Dr. Cosgrove: No, death is a natural act, and there are rumors that it’s coming to all of us. But we remain uncomfortable with it, societally and professionally. I tend not to remember my successes, but I can remember in vivid detail some of my failures. I still have nightmares about some of them. I would go and replay the event in my mind, everything I did. You question your judgment.
Dr. Dobbie: And I’m sure there were times when you had tremendous saves — patients who you thought were going to die but then survived. I’ve seen cases like that in our cardiothoracic ICU — young people struggling on ECMO who then pull through because a donor heart or lungs become available. There are indeed cases where continuing with the really aggressive care sometimes enables tremendous saves. But properly balancing those cases against cases where it makes sense to say “enough” is something our culture struggles with. How do we balance these things?

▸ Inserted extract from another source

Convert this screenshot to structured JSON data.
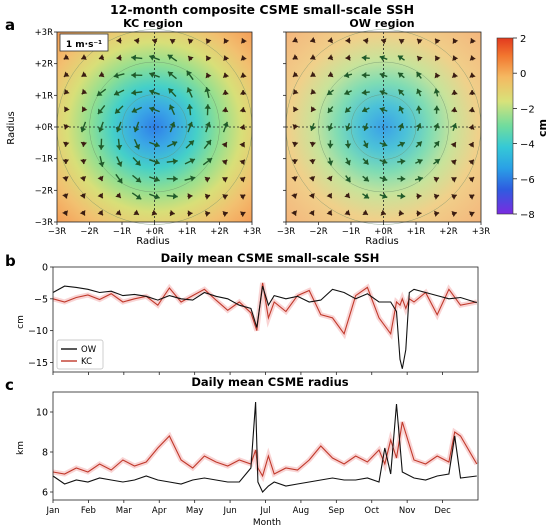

Dr. Cosgrove: Well, that’s one of the big dilemmas in healthcare today. We have so many capabilities now that you have to ask yourself every time, “Do we take this next step?” That’s when we need to stop and think, “Okay, the patient may live, but with what quality of life?”
Dr. Gorodeski: Those questions are the heart of what Dr. Dobbie and I have been focusing our energy on for many months in shaping the Center for End of Life Care. They’re the essence of the conversation that needs to happen between the doctor and the patient’s family. We want to reach the point where that conversation routinely happens in an empathetic and constructive manner at Cleveland Clinic. What advice do you have about what should happen at that moment?
Dr. Cosgrove: I think you have to put out alternatives. Doctors are not generally going to be the ones to make the decision. I think the doctor becomes the adviser, the provider of information, the listener, the one who comes to understand where the patient and the family are.
One of the fortunate developments is that we’re getting better and better at predicting which patients are going to make it, based on a host of variables such as renal function, etc. But it’s still a tough call, and I don’t have a black-and-white answer. You can only try to help with the decision by providing the information as best you know it.